Cool Hand Luke is an episodic film that follows Luke's entry into the prison camp, his adjustment there, his growing conflict with prison authorities, and three escape attempts. The inmates who accept their confinement are portrayed as content with their lot. They are shown having parties, dancing, gambling, and engaged in other activities with prison personnel standing nearby, nodding approval. The main representative of this group is Dragline, played by George Kennedy. He's been in the camp longer than most of the prisoners, and he sees the way to survival through complying with prison rules. He's worried by Luke's rebelliousness, and in various ways he urges Luke to go along with the rules. Dragline is not a coward, but he clearly has a different attitude towards life, towards survival, than Luke. The men like Dragline may be more likely to survive the prison camp, but they do so at the cost of their individuality, their identity. Luke may ultimately retain his identity, but it comes at the cost of his life.
Contrasted against scenes of prisoner camaraderie are those in which Luke wages his struggle against the prison authorities, against authority in general. Perhaps the most famous scene in the film is the egg-eating wager: where inmates bet on whether Luke can eat fifty hard-boiled eggs in a sitting. Paul Newman as Luke is the center of the film, which is built around his character rather than around some coherent central narrative that moves the film forward. The distinction between a film of character and a film of narrative may be minor. But the film is memorable because of Luke's character and because of his struggles against authority, rather than because of any narrative involving other characters in the film. We could imagine the film with a different slate of secondary characters, with a significantly different narrative, but we could not imagine it without the character of Luke or even without Paul Newman himself. Cool Hand Luke is not a groundbreaking film, but Newman's performance as Luke is one of the best of his career.
One motif in the film concerns how the inmates live vicariously through Luke's rebelliousness. They enjoy talking about his exploits and they clearly feed off his resistance to prison authorities. They compensate for their own lack of resolve and strength by drawing on the example he provides. When he escapes from prison, they talk about him while he is away, and when he is captured and brought back they enjoying hearing about his exploits.

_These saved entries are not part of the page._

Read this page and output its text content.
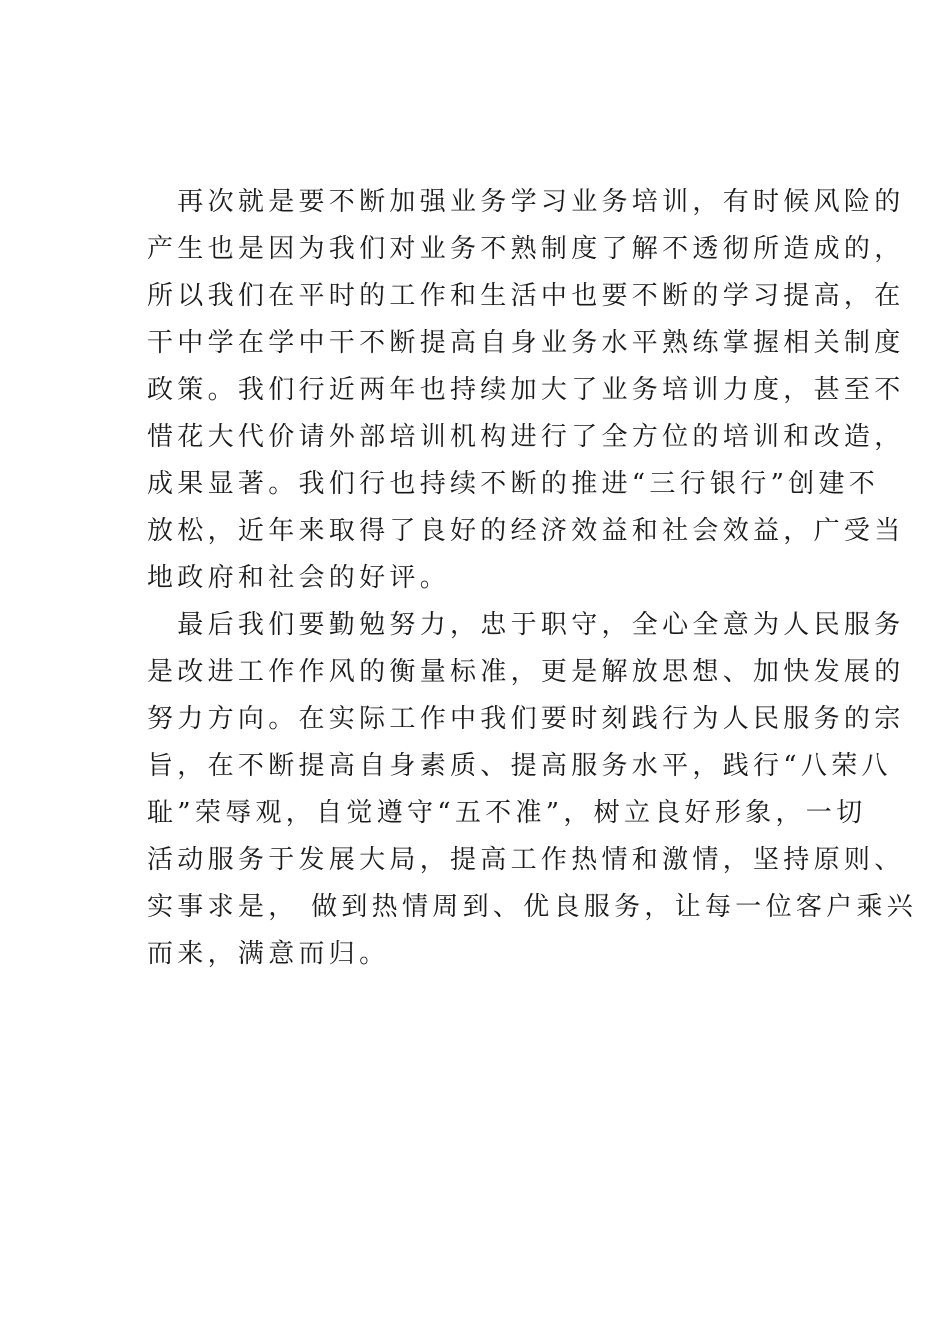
　再次就是要不断加强业务学习业务培训，有时候风险的
产生也是因为我们对业务不熟制度了解不透彻所造成的，
所以我们在平时的工作和生活中也要不断的学习提高，在
干中学在学中干不断提高自身业务水平熟练掌握相关制度
政策。我们行近两年也持续加大了业务培训力度，甚至不
惜花大代价请外部培训机构进行了全方位的培训和改造，
成果显著。我们行也持续不断的推进“三行银行”创建不
放松，近年来取得了良好的经济效益和社会效益，广受当
地政府和社会的好评。
　最后我们要勤勉努力，忠于职守，全心全意为人民服务
是改进工作作风的衡量标准，更是解放思想、加快发展的
努力方向。在实际工作中我们要时刻践行为人民服务的宗
旨，在不断提高自身素质、提高服务水平，践行“八荣八
耻”荣辱观，自觉遵守“五不准”，树立良好形象，一切
活动服务于发展大局，提高工作热情和激情，坚持原则、
实事求是， 做到热情周到、优良服务，让每一位客户乘兴
而来，满意而归。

After the egg-eating contest, Luke lies prone on a sheet of plywood, his arms stretched out to either side. The symbolic posture suggests crucifixion, and there is clearly a sense in Luke's character of the savior who suffers for those who believe in him.

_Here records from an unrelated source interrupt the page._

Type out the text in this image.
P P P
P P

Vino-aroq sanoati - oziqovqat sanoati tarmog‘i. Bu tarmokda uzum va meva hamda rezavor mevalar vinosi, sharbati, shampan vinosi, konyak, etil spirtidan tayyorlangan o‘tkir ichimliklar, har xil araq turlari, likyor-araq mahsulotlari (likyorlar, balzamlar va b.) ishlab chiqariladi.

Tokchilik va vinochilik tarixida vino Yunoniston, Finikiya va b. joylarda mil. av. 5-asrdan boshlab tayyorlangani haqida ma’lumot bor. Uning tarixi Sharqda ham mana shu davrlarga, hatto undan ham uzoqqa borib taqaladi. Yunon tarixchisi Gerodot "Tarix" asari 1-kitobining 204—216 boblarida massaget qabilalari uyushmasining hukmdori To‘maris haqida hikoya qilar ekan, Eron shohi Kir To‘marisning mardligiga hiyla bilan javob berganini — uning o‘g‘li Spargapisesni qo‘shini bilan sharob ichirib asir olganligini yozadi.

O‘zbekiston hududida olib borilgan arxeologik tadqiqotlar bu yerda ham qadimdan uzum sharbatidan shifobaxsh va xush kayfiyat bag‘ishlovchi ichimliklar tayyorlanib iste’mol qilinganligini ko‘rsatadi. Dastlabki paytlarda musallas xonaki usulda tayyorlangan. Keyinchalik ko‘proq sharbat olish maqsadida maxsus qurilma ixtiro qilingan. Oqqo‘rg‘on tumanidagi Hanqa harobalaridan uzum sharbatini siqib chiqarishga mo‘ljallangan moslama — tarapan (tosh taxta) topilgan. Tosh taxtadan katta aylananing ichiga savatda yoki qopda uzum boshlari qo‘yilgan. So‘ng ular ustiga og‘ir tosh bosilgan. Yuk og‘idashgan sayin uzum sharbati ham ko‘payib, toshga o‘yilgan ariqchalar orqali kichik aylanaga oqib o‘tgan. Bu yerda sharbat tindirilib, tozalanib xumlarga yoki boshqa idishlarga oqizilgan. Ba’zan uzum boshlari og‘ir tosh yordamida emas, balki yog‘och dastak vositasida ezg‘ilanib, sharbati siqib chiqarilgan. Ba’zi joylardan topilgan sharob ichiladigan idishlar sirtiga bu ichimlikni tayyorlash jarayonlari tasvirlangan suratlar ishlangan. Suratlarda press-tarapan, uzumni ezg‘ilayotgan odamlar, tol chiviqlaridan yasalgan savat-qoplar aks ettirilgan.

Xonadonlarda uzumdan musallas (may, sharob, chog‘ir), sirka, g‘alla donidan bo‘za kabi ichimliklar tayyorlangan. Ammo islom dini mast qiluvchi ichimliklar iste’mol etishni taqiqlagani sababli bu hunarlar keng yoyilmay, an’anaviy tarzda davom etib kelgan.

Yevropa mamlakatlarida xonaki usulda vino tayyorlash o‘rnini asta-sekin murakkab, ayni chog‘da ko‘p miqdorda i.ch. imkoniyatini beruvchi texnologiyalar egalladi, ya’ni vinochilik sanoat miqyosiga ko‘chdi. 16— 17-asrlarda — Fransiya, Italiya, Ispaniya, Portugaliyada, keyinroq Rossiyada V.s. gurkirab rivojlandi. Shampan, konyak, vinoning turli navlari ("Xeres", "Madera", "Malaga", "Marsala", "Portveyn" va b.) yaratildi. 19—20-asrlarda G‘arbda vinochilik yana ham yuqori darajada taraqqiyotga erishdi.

After his second escape attempt, Luke is returned to the camp severely beaten. His entire demeanor has changed. He shouts at the other inmates when they brag about him: "Oh come on. Stop beatin' it. Get out there yourself. Stop feedin' off me. Get out of here. I can't breathe. Give me some air." When he's forced repeatedly by the prison guards to dig a ditch and then fill it in, he finally breaks down and tearfully begs the guards not to beat him. In anger, the inmates turn against him, refuse to help him when he collapses to the floor, and tear up souvenirs of him they have saved.
The prison guard who wears opaque sun glasses—"the man with no eyes"—is the source of the sheriff who tracks the three convicts in O Brother, Where Art Thou (2000). The two characters are fairly similar—associated with the devil, or at least with fate, with an impersonal and indifferent Authority that exacts punishment when transgression occurs.